山田:僕の場合は何かを選択するとき、プロコン(Pros & Cons)をまとめて判断するので親近感を抱きました。

松岡:いろいろと共通点が多いですね。

山田:ただ、僕はYokyさんと違って勉強は大嫌いだし、何かの賞には縁がないですけれど(笑)。

STEM女子の分かれ目は小学4年生?

山田:Yokyさんはずっとテクノロジーの最先端で働いてきた「STEM女子」の草分け的存在でもありますね。僕は財団(山田進太郎D&I財団)でSTEM女子を応援しています。日本はSTEM分野を選ぶ女性が圧倒的に少ない。OECDの中でも最低です。

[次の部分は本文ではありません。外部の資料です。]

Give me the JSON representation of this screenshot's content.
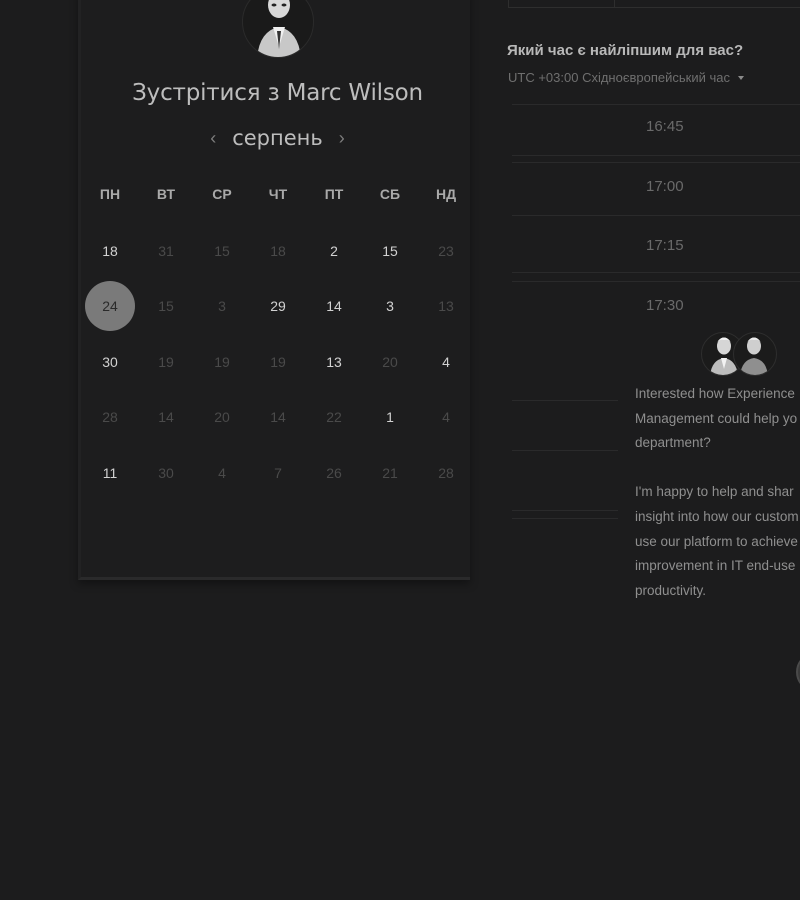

松岡 陽子(まつおか ようこ)/1971年東京都生まれ。1993年カリフォルニア大学バークレー校卒業後、マサチューセッツ工科大学大学院に進み、1998年博士号取得(電気工学、コンピューター科学)。ハーバード大学博士研究員、カーネギーメロン大学助教授、ワシントン大学准教授を歴任。2007年「天才賞」と呼ばれるマッカーサー・フェローを受賞。賞金を元手に、身体面および学習面に課題を抱える子どもたちのためのヨーキーワークス財団設立。2009年共同創業者としてグーグルX立ち上げ。2010年ネストのCTO(技術担当副社長)。その後アップルのヘルスケア部門を経て、 2017年グーグル副社長。 2019年パナソニックに入社し、2020年Yohanaをファウンダー兼CEOとして設立(撮影:梅谷秀司)

松岡:STEM分野に女子が少ないのは、日本だけのことではありませんよ。私がアメリカの大学や大学院で学んでいたとき、いつも女性はクラスに自分1人でした。つねに男性の中にいるから、家に帰って鏡を見て「あっ、私は女性だったんだ!」って驚いたりして(笑)。

その状況は30年近く経った今も、あまり変わっていません。NSF(アメリカ国立公衆衛生財団)のリサーチだと、小学4年生の子に「科学者や数学者になりたい人は?」と聞くと、女の子も男の子も70%が手を挙げる。ところが7年生になると、男の子は60%なのに女の子は40%に下がってしまう。4年生から7年生の3年間に、何かが起きるんですね。

これは別の研究ですが、女の子は「成績が『A』じゃないと『数学が好き』と言っちゃいけない」と思っている。一方、男の子は「『C』だって自分が好きなら好きでいい」と思うのに、です。

さらに、中学生ぐらいになると女の子は「数学が好きなんてカッコ悪い、モテない」と思うようになる(笑)。これは困ったことです。「STEMはカッコ悪くないんだよ!」って伝えないとダメなんです。